2. The magnitude of physical quantities may be added together or subtracted from one another only if they have the same dimensions.

For Example, in the physical expression $v^{2} = u^{2} + 2as$, the dimensions of $v^{2}$, $u^{2}$ and 2as are the same and equal to $[L^{2}T^{-2}]$.

3. Any physical quantity can be multiplied or divided with the same or different dimensions.

As an example 1 kg and 2 m cannot be added or subtracted but they can be multiplied or divided.

W = mgh

4. To check the dimensional correctness of a given physical equation :

Example : The equation $\frac{1}{2}mv^{2} = mgh$ can be checked by using this method as follows :

Solution : Dimensional formula for

$\frac{1}{2}mv^{2} = [M] [LT^{-1}]^{2} = [ML^{2}T^{-2}]$

Dimensional formula for 

$mgh = [M][LT^{-2}][L] =[ML^{2}T^{-2}]$

Hence

$[ML^{2}T^{-2}] = [ML^{2}T^{-2}]$

$L.H.S = R.H.S$

Both sides are dimensionally the same, hence the equation $\frac{1}{2}mv^{2}$ =mgh is dimensionally correct. 

5. To establish the relation among various physical quantities: 

Example: An expression for the time period T of a simple pendulum can be obtained by using this method as follows. 

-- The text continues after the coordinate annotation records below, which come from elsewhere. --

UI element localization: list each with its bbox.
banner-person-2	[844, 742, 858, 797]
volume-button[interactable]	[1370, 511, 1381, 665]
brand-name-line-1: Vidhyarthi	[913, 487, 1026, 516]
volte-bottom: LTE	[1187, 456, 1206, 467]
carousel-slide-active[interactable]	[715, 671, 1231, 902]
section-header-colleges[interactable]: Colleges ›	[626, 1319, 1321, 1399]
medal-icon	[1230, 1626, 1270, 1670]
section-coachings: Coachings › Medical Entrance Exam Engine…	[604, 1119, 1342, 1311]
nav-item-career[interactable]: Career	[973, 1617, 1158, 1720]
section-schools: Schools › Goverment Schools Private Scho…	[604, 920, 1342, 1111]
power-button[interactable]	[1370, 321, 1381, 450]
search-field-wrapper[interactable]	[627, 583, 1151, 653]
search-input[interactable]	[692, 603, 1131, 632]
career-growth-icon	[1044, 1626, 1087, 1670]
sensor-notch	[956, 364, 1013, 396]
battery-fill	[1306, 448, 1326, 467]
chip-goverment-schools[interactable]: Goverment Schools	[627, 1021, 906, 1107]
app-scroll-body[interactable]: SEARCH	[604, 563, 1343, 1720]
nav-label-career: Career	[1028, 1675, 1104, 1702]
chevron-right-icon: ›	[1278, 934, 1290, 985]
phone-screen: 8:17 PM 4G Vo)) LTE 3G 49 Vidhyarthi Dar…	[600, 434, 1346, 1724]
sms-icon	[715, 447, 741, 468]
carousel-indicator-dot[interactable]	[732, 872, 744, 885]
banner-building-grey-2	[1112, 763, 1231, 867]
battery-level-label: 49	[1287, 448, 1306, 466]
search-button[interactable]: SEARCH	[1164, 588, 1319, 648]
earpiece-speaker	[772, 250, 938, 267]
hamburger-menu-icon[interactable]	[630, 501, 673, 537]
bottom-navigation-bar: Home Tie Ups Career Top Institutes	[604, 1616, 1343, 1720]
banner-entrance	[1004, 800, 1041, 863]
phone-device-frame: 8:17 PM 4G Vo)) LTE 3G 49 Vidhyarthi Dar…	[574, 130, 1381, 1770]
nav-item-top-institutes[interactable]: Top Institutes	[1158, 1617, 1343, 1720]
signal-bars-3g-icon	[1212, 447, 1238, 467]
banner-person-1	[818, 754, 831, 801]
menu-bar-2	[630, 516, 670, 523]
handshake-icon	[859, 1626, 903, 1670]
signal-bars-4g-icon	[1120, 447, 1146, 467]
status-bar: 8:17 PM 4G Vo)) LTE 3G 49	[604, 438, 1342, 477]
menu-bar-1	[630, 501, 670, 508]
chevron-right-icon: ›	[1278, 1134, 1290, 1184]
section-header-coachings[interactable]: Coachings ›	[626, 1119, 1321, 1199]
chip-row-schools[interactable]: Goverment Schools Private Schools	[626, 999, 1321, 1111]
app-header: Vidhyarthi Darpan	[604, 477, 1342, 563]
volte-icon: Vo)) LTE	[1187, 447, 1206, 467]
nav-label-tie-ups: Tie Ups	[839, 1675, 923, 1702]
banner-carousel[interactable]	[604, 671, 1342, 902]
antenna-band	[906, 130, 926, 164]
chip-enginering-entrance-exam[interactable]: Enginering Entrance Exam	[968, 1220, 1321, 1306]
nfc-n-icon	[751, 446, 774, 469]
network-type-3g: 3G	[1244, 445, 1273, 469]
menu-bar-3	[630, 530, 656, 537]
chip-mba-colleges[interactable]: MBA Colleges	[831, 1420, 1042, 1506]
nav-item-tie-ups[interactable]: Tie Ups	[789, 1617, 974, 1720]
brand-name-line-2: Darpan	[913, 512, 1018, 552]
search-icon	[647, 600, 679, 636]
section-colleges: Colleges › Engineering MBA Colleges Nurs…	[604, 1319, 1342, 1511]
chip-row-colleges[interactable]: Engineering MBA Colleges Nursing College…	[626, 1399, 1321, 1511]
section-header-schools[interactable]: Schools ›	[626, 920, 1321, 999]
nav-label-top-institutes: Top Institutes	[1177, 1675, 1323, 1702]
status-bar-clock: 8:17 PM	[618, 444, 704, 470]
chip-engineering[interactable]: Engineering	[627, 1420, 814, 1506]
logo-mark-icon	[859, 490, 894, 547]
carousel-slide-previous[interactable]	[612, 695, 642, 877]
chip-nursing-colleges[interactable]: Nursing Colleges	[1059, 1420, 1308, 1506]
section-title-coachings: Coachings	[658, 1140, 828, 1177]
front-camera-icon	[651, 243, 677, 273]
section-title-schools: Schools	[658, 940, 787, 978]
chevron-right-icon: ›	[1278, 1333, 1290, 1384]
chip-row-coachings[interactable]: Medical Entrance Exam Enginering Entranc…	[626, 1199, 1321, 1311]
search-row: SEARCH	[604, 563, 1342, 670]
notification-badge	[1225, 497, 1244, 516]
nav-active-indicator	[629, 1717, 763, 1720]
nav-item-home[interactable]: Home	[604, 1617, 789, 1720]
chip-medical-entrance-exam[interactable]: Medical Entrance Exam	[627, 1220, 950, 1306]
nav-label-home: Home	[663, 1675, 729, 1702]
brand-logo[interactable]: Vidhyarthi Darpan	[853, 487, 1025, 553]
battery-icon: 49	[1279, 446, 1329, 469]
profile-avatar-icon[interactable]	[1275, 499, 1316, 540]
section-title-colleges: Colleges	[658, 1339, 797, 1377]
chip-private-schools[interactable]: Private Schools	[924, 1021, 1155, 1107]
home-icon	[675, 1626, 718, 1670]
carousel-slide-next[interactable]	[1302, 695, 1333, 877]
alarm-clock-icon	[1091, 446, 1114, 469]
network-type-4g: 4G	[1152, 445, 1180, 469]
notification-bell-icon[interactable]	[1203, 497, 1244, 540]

Let time period T depend upon mass m of the bob, length l of the pendulum and acceleration due to gravity g at the place where the pendulum is suspended. Let the constant involved is K = 2π.

Solution : 

$$T \propto m^{a}l^{b}g^{c}$$

$$T = k. m^{a}l^{b}g^{c}$$

Here k is the dimensionless constant 

Rewriting the above equation with dimensions. 

$$[T^{1}] = [M^{a} ] [L^{b} ] [LT^{-2} ]^{c}$$

$$[M^{0}L^{0}T^{1}] = [M^{a}L^{b+c}T^{-2c}]$$

Comparing the powers of M, L and T on both sides, 

a =0

b+c = 0

-2c = 1

Solving for a,b and c

a=0, b = 1/2  and c= - 1/2

$$T \propto m^{a}l^{b}g^{c}$$

$$T = k.m^{0}l^{l/2}g^{-l/2}$$

$$T = k \left ( \frac{l} {g} \right )^{1/2}$$

$$T = k {\sqrt{\frac{l} {g} }}$$

Experimentally $k = 2 \pi$, hence 

$$T = 2 \pi {\sqrt{\frac{l} {g} }}$$